C.J. Cato Spending Leave a Comment

The 10/10/10 rule for Purchasing Decisions

For some reason I am just hearing about the 10/10/10 rule in decision making. I stumbled upon it when I was reading an article written by Jing over on MillennialMoneyDiaries.com. In that article she suggests you should, “ask yourself how you will feel about your decision: 10 minutes from now. 10 months from now. 10 years from now.” I googled this 10/10/10 thing and apparently it’s a well known principle from Suzy Welch‘s 2010 book.  

Despite my ignorance of the term, I am very familiar with the concept. I see people waste money on crap things that don’t make them happy in the long run all the time. The problem is that it does make them happy, kinda, for a very short time. Much shorter than they realize usually.

Old Blue PorscheLet’s use a new car as an example, when you get a loan for a new car it can actually be very exciting and fun. The first month with the car is pretty much the happiest that car is going to make you. But over time it just becomes a bill you have to pay, on an ever depreciating asset. Four years in and you’re actually resenting the fact that you have to spend $420 a month on an old car you don’t even like any more, especially if you were super lucky like me, and got the added bonus of it having exploding airbags ready to kill you at any moment. That was just a joy to drive around until it could be fixed. Thinking about shrapnel being hurled into my brain at 200 mph. You may even start to wonder whether you would have been better off keeping the perfectly fine car you already had and spending all that money on something else.

You do the math in your head… 48 months times $420…. $20,000! What? And I still owe another $5,000 for this used death machine? That new car just isn’t bringing you the happiness you thought it would. The important thing to consider is that “not” buying something, might just make you happier. We wrote a whole post on this: Why You Shouldn’t Buy that New Car

Here’s the reason why; there’s a saying that goes, “Anytime you say yes to one thing, you are saying no to another.” In the Finance World we call this the opportunity cost. Spending money on one thing, means not spending that money on something else. Even buying that $5 coffee everyday from you-know-where, (rhymes with “Car Sucks”) has an opportunity cost. Meaning you could have spent that $5 a day,,, or $1,825 a year in coffee on something else, but you passed up that “something else” for the coffee.
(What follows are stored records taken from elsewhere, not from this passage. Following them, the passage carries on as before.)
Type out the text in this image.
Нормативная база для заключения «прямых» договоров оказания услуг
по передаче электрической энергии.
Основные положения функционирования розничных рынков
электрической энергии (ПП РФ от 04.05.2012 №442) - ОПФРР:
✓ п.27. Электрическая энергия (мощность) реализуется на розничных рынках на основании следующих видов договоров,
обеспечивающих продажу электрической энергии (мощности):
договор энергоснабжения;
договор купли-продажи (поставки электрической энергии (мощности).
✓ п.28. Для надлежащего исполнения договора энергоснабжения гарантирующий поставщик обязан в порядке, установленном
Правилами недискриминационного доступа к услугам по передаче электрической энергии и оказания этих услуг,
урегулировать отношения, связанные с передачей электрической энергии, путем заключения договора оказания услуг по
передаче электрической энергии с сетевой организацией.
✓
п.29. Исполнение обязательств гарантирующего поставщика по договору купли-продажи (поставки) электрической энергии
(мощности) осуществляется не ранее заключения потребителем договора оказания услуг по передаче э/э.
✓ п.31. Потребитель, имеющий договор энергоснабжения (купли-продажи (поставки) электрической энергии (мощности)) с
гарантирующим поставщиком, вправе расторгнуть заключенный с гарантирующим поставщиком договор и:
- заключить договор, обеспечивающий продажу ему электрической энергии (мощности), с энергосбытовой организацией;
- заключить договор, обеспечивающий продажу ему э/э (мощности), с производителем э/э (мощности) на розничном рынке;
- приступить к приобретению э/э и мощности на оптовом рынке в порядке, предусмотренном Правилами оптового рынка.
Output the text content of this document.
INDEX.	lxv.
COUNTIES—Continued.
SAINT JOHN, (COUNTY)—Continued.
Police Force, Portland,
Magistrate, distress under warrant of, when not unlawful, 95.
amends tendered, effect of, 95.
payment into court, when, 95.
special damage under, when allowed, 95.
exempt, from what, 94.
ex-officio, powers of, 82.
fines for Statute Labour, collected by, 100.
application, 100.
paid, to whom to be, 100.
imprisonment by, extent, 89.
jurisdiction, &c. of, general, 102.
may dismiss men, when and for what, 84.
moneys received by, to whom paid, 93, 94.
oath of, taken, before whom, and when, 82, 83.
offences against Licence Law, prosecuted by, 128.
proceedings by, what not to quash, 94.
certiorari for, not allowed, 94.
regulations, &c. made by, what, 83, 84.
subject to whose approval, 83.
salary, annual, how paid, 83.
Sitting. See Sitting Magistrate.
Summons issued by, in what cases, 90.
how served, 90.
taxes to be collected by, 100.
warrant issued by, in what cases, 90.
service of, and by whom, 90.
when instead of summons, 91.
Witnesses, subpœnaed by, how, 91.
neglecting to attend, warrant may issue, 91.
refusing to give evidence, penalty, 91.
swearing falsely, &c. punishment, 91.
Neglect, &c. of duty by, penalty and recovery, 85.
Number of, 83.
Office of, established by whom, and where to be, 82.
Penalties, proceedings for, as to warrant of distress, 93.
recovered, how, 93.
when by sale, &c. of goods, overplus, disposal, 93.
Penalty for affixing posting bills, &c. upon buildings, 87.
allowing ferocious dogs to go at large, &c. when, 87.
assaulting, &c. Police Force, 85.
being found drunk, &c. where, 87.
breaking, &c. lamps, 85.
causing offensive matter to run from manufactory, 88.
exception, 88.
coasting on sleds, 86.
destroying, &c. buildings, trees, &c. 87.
The point is that whenever we make a purchase, we need to think about how that purchase affects our happiness, both now and later, then determine if it’s worth it. If you want a new purse that costs $1,000,,, how happy will it actually make you? Will it still make you happy 1 year from now? Will it still make you happy 10 years from now? Will it bother you that it will only be worth $100 in a couple years, yet you spent $1,000? Is there something else you could spend that money on that would have a more lasting and meaningful impact on your life? These are the questions we should be asking?

CoffeeIf we go back to the coffee example for a moment, that coffee does bring you joy for the ten minutes you drink it, and possibly the 30 minutes of caffeinated heart-fluttering bliss that follows. But if we think ten years down the road…. $5 X 365 days a year X 10 years….. Ummm,,,,  Well, that’s $18,250 in freakin’ coffee..  

Oh hell… let me just go into full hyperbole. Let’s say you buy a cup of $5 fancy pants coffee every day from age 20 to age 65. You invest it in the market the entire time with a 7% annual return. That probably won’t add up to that much right? Well it’s about $175,000. So that’s what opportunity cost is. Buying a $5 coffee everyday, means not having an extra $175,000 when you turn 65. In other words, the 65 year old version of yourself probably wants to punch the 25 year old version of you in the face for stealing his money.